Hoje eu acordei feliz, olhei pra minha cama e vi nós três deitados, cada um com seu espaço nessa kingsize monstruosa, cada um com um pedacinho mais ou menos proporcional. Acordei e meu sorriso frouxo não pôde ser contido. Haaa você há de me desculpar, mas ele estava mais charmoso que de costume essa manhã.

Você também estava, mesmo com seus olhos azuis cobertos pelo seu profundo sono. A tranquilidade do seu sono após uma noite de insônia me lembrou meu grande amor que ficou do outro lado do mundo, que viajou por entre vidas depois que parti. Nessa manhã, a sua respiração era igual a dele. Que engraçado, você dormiu de óculos, nem se quer teve tempo de tirá-los ou apagar as luzes antes de apagar o seu próprio corpo.
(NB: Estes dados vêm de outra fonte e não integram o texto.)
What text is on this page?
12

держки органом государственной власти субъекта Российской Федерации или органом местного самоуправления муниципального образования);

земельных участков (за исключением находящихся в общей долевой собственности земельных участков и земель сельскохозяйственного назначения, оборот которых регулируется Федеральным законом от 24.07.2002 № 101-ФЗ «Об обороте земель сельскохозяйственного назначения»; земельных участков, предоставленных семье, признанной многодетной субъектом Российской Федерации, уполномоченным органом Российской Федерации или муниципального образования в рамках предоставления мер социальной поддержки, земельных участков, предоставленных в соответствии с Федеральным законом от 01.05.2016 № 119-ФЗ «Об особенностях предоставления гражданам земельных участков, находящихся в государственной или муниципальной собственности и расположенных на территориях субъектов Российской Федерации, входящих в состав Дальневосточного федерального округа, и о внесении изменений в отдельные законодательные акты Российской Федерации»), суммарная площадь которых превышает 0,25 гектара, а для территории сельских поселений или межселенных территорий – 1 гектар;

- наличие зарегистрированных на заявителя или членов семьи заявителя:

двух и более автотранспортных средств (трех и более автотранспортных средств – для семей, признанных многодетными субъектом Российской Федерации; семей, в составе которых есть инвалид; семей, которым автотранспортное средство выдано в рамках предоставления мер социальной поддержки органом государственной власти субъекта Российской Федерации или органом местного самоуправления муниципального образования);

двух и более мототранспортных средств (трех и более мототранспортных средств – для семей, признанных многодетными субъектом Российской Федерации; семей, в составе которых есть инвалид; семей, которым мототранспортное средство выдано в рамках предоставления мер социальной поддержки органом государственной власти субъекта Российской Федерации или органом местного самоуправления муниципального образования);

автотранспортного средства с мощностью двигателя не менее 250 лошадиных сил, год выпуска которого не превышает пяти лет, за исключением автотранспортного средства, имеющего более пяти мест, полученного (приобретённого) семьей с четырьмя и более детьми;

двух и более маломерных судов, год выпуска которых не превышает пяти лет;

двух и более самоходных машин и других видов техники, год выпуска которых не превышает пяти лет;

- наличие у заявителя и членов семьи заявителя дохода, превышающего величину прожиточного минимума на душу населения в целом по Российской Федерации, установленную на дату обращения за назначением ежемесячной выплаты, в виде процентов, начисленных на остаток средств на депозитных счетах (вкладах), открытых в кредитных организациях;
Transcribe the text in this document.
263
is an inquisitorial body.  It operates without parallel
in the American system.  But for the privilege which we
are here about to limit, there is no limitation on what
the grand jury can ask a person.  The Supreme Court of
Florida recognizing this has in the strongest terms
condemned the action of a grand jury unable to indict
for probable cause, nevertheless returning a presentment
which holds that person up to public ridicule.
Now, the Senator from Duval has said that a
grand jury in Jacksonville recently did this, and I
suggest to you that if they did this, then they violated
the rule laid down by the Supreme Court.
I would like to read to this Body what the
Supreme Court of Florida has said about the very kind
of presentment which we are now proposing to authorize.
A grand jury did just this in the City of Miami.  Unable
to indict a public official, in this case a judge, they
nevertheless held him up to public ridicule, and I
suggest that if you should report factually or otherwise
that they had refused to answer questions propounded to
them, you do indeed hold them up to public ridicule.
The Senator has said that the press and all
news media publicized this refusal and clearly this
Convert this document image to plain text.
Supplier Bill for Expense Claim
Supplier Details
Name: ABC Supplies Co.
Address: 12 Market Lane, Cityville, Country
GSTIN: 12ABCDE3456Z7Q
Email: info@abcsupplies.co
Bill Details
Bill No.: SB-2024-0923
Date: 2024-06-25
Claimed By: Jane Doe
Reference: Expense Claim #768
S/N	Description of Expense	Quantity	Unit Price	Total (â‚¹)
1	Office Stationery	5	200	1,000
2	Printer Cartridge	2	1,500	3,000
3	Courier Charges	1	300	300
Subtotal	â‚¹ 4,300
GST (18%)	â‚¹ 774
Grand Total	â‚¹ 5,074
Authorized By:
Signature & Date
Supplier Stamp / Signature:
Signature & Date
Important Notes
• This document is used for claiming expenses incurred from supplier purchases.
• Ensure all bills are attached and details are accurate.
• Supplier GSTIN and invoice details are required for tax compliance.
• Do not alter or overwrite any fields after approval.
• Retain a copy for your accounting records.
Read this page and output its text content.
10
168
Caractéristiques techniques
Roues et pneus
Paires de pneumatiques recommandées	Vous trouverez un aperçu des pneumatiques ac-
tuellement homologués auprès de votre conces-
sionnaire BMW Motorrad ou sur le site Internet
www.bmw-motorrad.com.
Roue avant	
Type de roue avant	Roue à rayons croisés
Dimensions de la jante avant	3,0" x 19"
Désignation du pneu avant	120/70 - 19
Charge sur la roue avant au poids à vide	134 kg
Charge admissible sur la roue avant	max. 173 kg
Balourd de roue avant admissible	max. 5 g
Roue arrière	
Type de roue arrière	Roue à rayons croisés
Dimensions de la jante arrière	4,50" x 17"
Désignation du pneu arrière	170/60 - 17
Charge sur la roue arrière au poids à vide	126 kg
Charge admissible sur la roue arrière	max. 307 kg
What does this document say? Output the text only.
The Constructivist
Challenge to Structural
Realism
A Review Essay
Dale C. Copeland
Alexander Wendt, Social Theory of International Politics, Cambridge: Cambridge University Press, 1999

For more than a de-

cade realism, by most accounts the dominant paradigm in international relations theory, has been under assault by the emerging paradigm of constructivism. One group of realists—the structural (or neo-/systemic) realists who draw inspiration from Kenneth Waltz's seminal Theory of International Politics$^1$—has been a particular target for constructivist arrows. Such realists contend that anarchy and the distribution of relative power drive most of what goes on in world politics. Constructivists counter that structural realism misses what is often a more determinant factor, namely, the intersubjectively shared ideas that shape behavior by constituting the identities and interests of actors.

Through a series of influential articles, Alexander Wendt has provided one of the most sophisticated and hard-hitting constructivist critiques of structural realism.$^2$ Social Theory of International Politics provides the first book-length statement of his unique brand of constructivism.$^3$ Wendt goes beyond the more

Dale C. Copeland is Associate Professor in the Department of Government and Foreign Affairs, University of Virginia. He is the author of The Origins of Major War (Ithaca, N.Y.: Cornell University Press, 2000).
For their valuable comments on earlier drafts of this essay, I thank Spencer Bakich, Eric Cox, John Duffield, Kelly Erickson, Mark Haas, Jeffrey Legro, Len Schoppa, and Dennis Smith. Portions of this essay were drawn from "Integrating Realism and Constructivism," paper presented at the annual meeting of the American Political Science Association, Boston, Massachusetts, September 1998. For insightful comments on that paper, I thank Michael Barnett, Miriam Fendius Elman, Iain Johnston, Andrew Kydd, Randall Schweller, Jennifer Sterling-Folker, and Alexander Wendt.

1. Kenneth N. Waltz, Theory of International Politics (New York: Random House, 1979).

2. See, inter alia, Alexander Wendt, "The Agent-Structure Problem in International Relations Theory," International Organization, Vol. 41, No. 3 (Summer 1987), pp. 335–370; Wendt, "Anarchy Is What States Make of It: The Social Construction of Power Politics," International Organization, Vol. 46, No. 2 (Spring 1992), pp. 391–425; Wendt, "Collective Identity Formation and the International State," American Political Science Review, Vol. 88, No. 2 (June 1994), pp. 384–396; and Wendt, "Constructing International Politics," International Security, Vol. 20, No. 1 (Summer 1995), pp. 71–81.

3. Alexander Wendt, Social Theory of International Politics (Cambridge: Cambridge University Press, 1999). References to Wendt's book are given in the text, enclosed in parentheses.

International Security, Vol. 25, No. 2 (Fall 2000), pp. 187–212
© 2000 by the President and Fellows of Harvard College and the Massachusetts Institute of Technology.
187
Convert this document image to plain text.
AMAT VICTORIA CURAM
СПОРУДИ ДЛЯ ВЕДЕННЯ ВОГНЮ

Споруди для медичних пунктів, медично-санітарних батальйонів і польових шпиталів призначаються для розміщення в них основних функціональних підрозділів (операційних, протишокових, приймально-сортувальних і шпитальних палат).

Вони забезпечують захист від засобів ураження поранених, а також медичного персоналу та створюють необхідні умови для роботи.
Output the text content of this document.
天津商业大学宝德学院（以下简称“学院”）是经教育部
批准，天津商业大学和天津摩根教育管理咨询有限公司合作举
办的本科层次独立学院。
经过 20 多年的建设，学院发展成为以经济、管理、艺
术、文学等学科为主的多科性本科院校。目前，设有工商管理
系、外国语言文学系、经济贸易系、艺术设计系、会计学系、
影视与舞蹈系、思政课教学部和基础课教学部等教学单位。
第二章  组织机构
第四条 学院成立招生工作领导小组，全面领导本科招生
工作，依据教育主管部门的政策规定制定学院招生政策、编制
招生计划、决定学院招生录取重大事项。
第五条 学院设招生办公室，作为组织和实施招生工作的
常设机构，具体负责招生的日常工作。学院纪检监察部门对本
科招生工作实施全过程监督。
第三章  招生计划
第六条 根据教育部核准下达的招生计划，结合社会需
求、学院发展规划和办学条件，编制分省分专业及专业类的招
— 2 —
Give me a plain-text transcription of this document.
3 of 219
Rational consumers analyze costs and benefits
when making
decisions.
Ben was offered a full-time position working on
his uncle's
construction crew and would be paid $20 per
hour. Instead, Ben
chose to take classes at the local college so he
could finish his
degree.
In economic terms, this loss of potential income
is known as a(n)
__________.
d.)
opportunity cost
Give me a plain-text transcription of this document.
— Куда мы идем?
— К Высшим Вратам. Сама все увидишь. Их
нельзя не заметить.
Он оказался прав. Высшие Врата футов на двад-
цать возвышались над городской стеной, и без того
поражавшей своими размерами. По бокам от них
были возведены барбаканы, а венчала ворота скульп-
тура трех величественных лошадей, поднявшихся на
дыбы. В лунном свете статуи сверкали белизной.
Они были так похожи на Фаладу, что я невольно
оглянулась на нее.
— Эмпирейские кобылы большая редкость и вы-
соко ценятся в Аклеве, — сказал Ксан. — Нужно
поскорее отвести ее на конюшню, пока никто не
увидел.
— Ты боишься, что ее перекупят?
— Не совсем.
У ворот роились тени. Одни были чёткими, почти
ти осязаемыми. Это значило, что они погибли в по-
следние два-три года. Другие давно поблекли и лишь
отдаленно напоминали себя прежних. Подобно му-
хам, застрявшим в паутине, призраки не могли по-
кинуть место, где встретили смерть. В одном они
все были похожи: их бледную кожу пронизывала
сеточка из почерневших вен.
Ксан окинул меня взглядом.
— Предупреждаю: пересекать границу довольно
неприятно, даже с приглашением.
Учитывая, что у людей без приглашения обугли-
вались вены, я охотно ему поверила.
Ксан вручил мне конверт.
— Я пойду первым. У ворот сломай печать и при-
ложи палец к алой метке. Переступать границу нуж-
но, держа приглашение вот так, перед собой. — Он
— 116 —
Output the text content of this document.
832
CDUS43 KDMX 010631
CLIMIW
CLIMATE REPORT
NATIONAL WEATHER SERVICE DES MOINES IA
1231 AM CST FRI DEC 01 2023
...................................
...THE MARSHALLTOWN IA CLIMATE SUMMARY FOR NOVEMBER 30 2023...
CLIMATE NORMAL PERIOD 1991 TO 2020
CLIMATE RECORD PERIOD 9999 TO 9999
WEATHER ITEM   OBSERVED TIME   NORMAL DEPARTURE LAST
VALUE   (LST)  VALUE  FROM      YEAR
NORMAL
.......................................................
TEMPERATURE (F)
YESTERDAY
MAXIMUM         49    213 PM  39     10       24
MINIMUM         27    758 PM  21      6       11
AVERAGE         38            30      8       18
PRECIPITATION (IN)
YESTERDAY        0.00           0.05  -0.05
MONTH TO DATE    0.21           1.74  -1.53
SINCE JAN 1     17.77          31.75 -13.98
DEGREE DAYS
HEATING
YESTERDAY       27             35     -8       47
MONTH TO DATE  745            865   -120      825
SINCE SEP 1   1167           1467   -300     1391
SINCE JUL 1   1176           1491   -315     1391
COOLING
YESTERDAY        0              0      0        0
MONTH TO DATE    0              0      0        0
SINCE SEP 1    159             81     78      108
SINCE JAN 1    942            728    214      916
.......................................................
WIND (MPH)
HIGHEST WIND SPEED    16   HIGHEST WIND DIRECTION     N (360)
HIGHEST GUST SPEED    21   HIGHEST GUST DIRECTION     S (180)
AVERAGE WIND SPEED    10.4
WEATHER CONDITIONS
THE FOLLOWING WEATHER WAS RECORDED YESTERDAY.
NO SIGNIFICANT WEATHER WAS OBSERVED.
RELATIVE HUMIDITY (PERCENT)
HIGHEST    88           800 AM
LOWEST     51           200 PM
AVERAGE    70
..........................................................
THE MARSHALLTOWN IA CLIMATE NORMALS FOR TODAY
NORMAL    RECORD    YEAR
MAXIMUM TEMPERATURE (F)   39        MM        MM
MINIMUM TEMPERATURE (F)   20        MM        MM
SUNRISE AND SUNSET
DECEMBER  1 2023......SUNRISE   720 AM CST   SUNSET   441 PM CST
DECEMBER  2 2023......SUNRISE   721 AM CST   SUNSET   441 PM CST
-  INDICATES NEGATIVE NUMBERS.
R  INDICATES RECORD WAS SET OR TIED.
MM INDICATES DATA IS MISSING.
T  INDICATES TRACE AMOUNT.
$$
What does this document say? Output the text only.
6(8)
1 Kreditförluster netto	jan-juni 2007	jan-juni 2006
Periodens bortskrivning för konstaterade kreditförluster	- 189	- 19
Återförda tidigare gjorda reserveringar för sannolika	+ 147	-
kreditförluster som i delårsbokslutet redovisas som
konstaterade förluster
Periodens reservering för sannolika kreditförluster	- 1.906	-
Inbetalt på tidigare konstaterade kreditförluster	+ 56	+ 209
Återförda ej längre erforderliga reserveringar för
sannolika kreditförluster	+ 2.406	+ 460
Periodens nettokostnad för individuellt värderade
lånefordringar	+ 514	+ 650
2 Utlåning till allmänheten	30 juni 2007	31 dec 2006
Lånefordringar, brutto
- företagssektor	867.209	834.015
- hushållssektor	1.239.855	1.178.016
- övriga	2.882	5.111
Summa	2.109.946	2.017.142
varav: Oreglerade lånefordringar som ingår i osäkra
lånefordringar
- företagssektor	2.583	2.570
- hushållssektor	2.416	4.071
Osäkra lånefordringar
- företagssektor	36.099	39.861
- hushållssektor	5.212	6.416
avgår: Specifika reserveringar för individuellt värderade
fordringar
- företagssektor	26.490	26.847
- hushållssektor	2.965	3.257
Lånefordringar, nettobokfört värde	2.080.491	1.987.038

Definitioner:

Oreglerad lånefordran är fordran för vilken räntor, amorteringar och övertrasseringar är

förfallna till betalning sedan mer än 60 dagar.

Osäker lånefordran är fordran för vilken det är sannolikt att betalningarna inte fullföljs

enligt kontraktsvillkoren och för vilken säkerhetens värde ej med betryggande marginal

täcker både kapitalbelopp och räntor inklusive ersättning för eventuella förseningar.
O olhei para o nosso black guy deitado no espaço que sobrou da cama, mas era tanta malícia naquele corpo esticado e preguiçoso que eu mal pude conter a vontade de beslicá-lo. Mas não seria justo com ele acordar naquela hora, não seria justo com você, mas para mim era o melhor momento do dia.

Assim a manhã foi passando, eu sentei discretamente na minha parte da cama e comecei a ler, eu já estava me sentindo recuperada da enfermidade que me atacou na noite anterior, já estava me sentindo abençoada de novo se não fosse por pequenas preocupações (baratas diga-se de passagem).

A cabeça começa a lembrar do coração, aquele coração cheio de saudade. Saudade de quem ficou do outro lado do mundo. O coração cheio de dúvidas: um dia a saudade vai passar? Algum dia a saudade vai mudar de lugar junto comigo? A partir de agora a saudade vai ser pra sempre? Será que o tempo é capaz de empurrar pra baixo do tapete as nossas boas lembranças? E as ruins? O que será que o destino prevê pra minha vida?

Custa a relaxar quando a maior das perguntas precisa ser respondida com certa urgência: Em que hemisfério você estará no próximo ano?